The company, which controls roughly a third of the North American dental-spending market, has been cutting cost through company-wide salary reductions and other efforts. A large part of dental spending is discretionary, in particular cosmetic procedures such as teeth whitening, while significant work is considered non-emergency, such as replacing an aging crown.

For the quarter ended Jan. 23, Patterson reported a profit of $56 million, or 47 cents a share, up from $52.8 million, or 45 cents a share, a year earlier. Revenue rose 1.1% to $820.1 million.

Analysts polled from Thomson Reuters estimated earnings of 47 cents on revenue of $832 million.

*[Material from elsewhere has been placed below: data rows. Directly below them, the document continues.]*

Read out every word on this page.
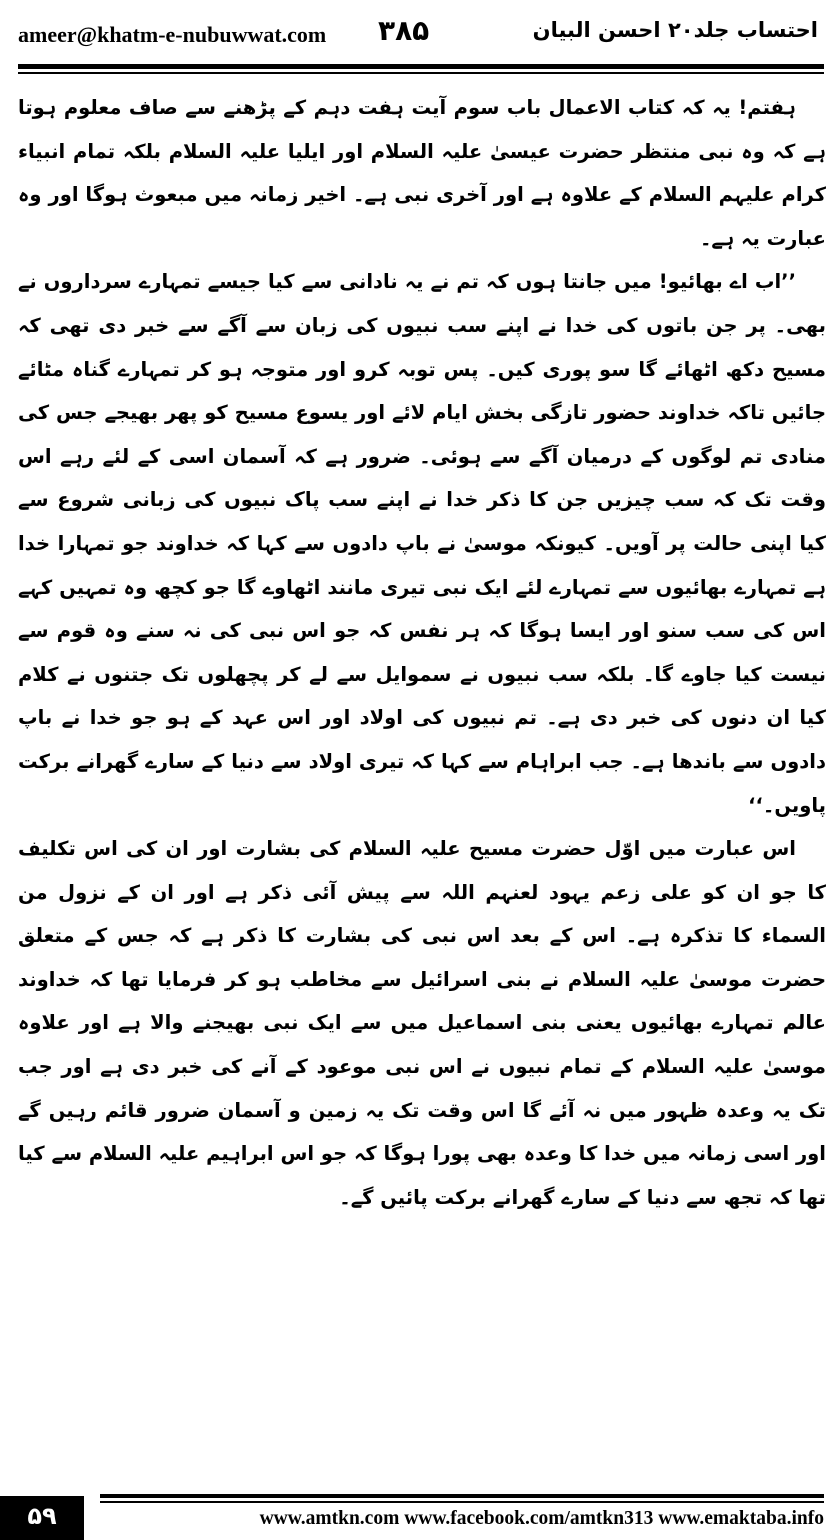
ameer@khatm-e-nubuwwat.com ۳۸۵	احتساب جلد۲۰ احسن البیان

ہفتم! یہ کہ کتاب الاعمال باب سوم آیت ہفت دہم کے پڑھنے سے صاف معلوم ہوتا ہے کہ وہ نبی منتظر حضرت عیسیٰ علیہ السلام اور ایلیا علیہ السلام بلکہ تمام انبیاء کرام علیہم السلام کے علاوہ ہے اور آخری نبی ہے۔ اخیر زمانہ میں مبعوث ہوگا اور وہ عبارت یہ ہے۔

’’اب اے بھائیو! میں جانتا ہوں کہ تم نے یہ نادانی سے کیا جیسے تمہارے سرداروں نے بھی۔ پر جن باتوں کی خدا نے اپنے سب نبیوں کی زبان سے آگے سے خبر دی تھی کہ مسیح دکھ اٹھائے گا سو پوری کیں۔ پس توبہ کرو اور متوجہ ہو کر تمہارے گناہ مٹائے جائیں تاکہ خداوند حضور تازگی بخش ایام لائے اور یسوع مسیح کو پھر بھیجے جس کی منادی تم لوگوں کے درمیان آگے سے ہوئی۔ ضرور ہے کہ آسمان اسی کے لئے رہے اس وقت تک کہ سب چیزیں جن کا ذکر خدا نے اپنے سب پاک نبیوں کی زبانی شروع سے کیا اپنی حالت پر آویں۔ کیونکہ موسیٰ نے باپ دادوں سے کہا کہ خداوند جو تمہارا خدا ہے تمہارے بھائیوں سے تمہارے لئے ایک نبی تیری مانند اٹھاوے گا جو کچھ وہ تمہیں کہے اس کی سب سنو اور ایسا ہوگا کہ ہر نفس کہ جو اس نبی کی نہ سنے وہ قوم سے نیست کیا جاوے گا۔ بلکہ سب نبیوں نے سموایل سے لے کر پچھلوں تک جتنوں نے کلام کیا ان دنوں کی خبر دی ہے۔ تم نبیوں کی اولاد اور اس عہد کے ہو جو خدا نے باپ دادوں سے باندھا ہے۔ جب ابراہام سے کہا کہ تیری اولاد سے دنیا کے سارے گھرانے برکت پاویں۔‘‘

اس عبارت میں اوّل حضرت مسیح علیہ السلام کی بشارت اور ان کی اس تکلیف کا جو ان کو علی زعم یہود لعنہم اللہ سے پیش آئی ذکر ہے اور ان کے نزول من السماء کا تذکرہ ہے۔ اس کے بعد اس نبی کی بشارت کا ذکر ہے کہ جس کے متعلق حضرت موسیٰ علیہ السلام نے بنی اسرائیل سے مخاطب ہو کر فرمایا تھا کہ خداوند عالم تمہارے بھائیوں یعنی بنی اسماعیل میں سے ایک نبی بھیجنے والا ہے اور علاوہ موسیٰ علیہ السلام کے تمام نبیوں نے اس نبی موعود کے آنے کی خبر دی ہے اور جب تک یہ وعدہ ظہور میں نہ آئے گا اس وقت تک یہ زمین و آسمان ضرور قائم رہیں گے اور اسی زمانہ میں خدا کا وعدہ بھی پورا ہوگا کہ جو اس ابراہیم علیہ السلام سے کیا تھا کہ تجھ سے دنیا کے سارے گھرانے برکت پائیں گے۔

۵۹	www.amtkn.com www.facebook.com/amtkn313 www.emaktaba.info
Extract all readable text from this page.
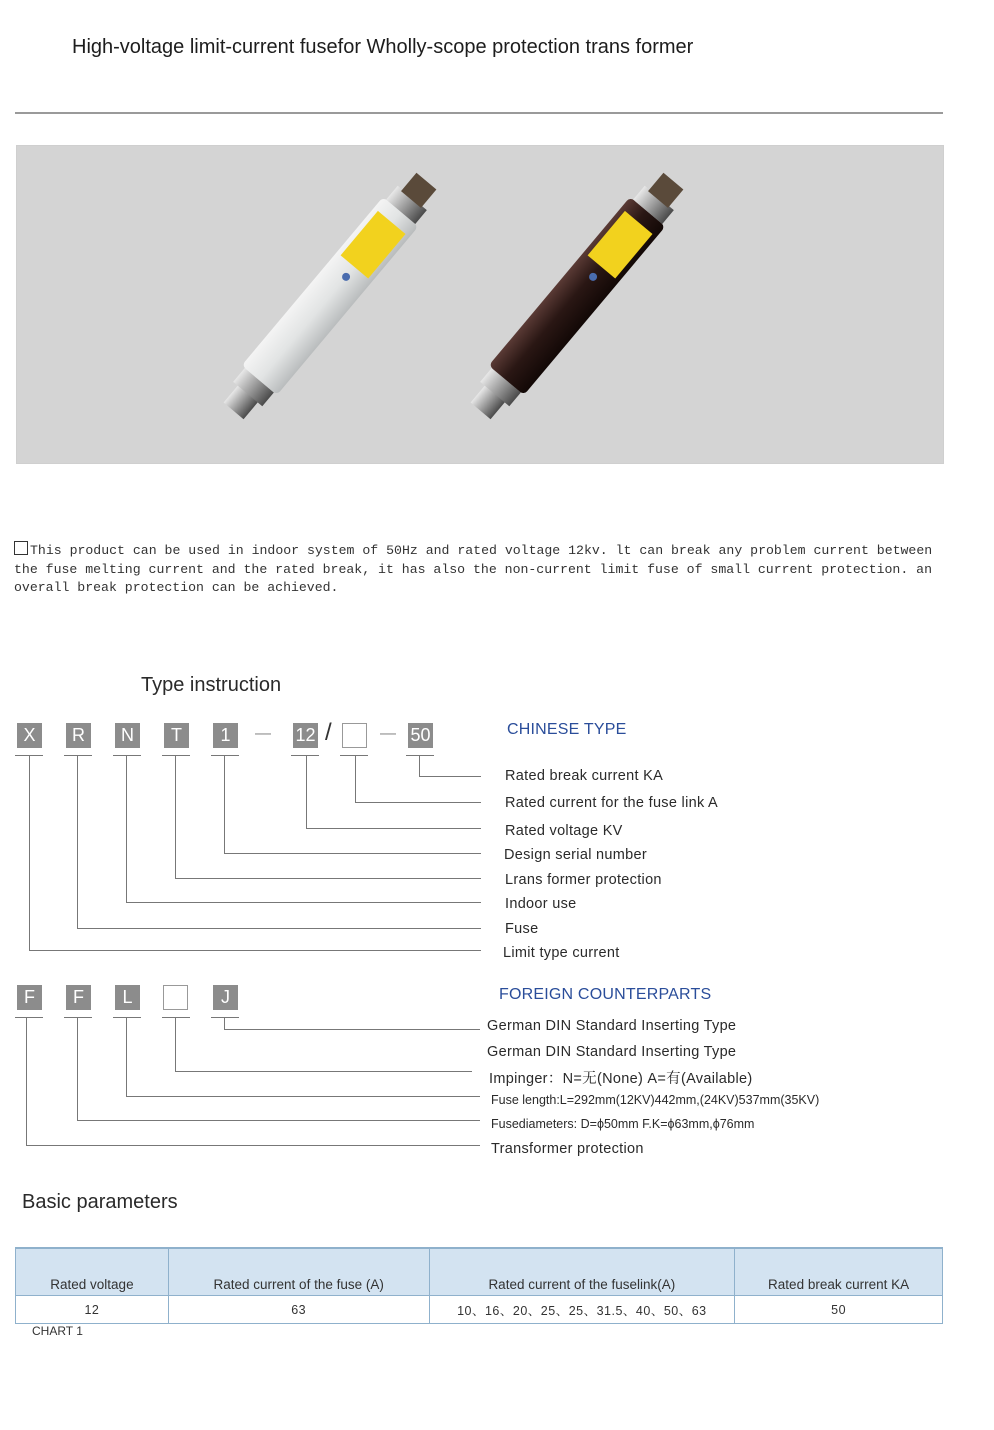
High-voltage limit-current fusefor Wholly-scope protection trans former
This product can be used in indoor system of 50Hz and rated voltage 12kv. lt can break any problem current between the fuse melting current and the rated break, it has also the non-current limit fuse of small current protection. an overall break protection can be achieved.
Type instruction
X	R	N	T	1	— 12 /	— 50	CHINESE TYPE
Rated break current KA
Rated current for the fuse link A
Rated voltage KV
Design serial number
Lrans former protection
Indoor use
Fuse
Limit type current
F	F	L	J	FOREIGN COUNTERPARTS
German DIN Standard Inserting Type
German DIN Standard Inserting Type
Impinger：N=无(None) A=有(Available)
Fuse length:L=292mm(12KV)442mm,(24KV)537mm(35KV)
Fusediameters: D=ϕ50mm F.K=ϕ63mm,ϕ76mm
Transformer protection
Basic parameters
Rated voltage	Rated current of the fuse (A)	Rated current of the fuselink(A)	Rated break current KA
12	63	10、16、20、25、25、31.5、40、50、63	50
CHART 1
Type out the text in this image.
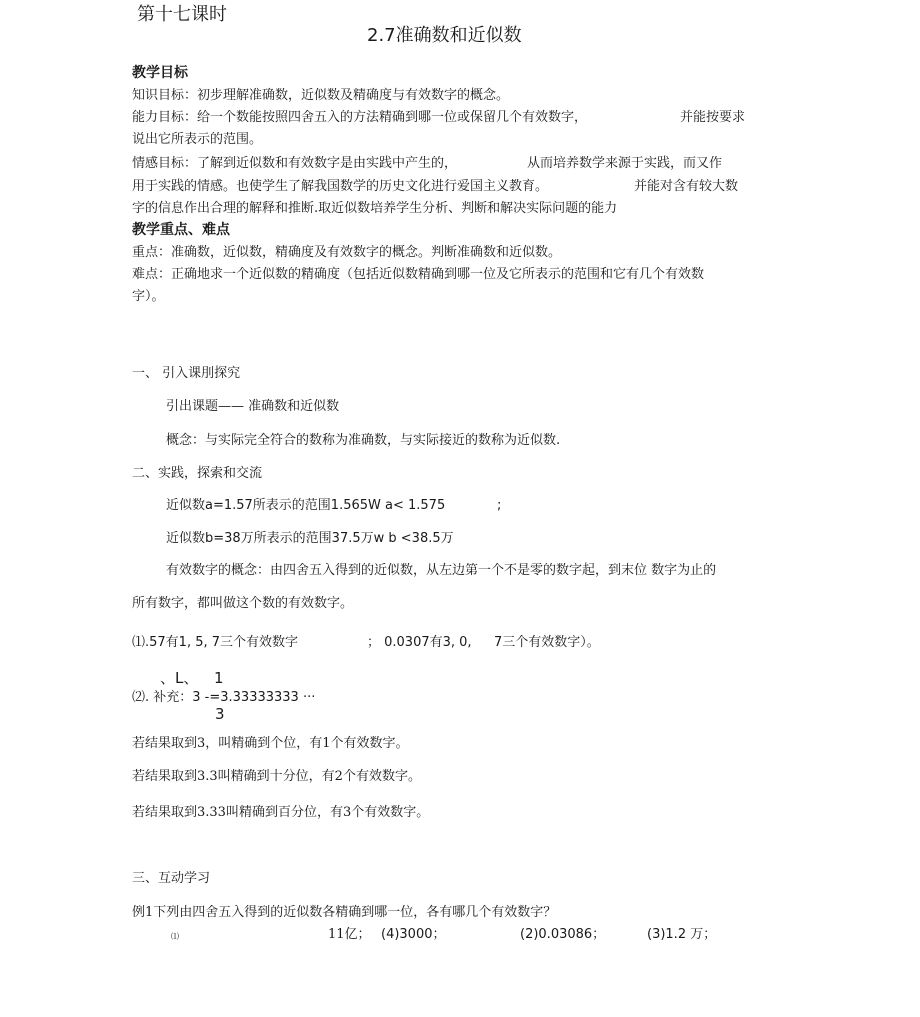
第十七课时
2.7准确数和近似数
教学目标
知识目标：初步理解准确数，近似数及精确度与有效数字的概念。
能力目标：给一个数能按照四舍五入的方法精确到哪一位或保留几个有效数字，	并能按要求
说出它所表示的范围。
情感目标：了解到近似数和有效数字是由实践中产生的，	从而培养数学来源于实践，而又作
用于实践的情感。也使学生了解我国数学的历史文化进行爱国主义教育。	并能对含有较大数
字的信息作出合理的解释和推断.取近似数培养学生分析、判断和解决实际问题的能力
教学重点、难点
重点：准确数，近似数，精确度及有效数字的概念。判断准确数和近似数。
难点：正确地求一个近似数的精确度（包括近似数精确到哪一位及它所表示的范围和它有几个有效数
字）。
一、 引入课刖探究
引出课题—— 准确数和近似数
概念：与实际完全符合的数称为准确数，与实际接近的数称为近似数.
二、实践，探索和交流
近似数a=1.57所表示的范围1.565W a< 1.575	;
近似数b=38万所表示的范围37.5万w b <38.5万
有效数字的概念：由四舍五入得到的近似数，从左边第一个不是零的数字起，到末位 数字为止的
所有数字，都叫做这个数的有效数字。
⑴.57有1, 5, 7三个有效数字	； 0.0307有3, 0, 7三个有效数字）。
、L、 1
⑵. 补充：3 -=3.33333333 ···
3
若结果取到3，叫精确到个位，有1个有效数字。
若结果取到3.3叫精确到十分位，有2个有效数字。
若结果取到3.33叫精确到百分位，有3个有效数字。
三、互动学习
例1下列由四舍五入得到的近似数各精确到哪一位，各有哪几个有效数字？
⑴	11亿； (4)3000；	(2)0.03086；	(3)1.2 万；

Gross margin widened moderately to 33.7% from 33.2% amid the cost cuts.

Sales of consumable supplies and office products rose 2% and rose slightly excluding acquisitions and currency changes, the first such growth in more than a year. Equipment and software declined 10% while sales at the smaller veterinary unit dropped 5%.

Shares of Patterson, which narrowed its fiscal-year earnings target, closed Wednesday at $29.62 and were inactive premarket.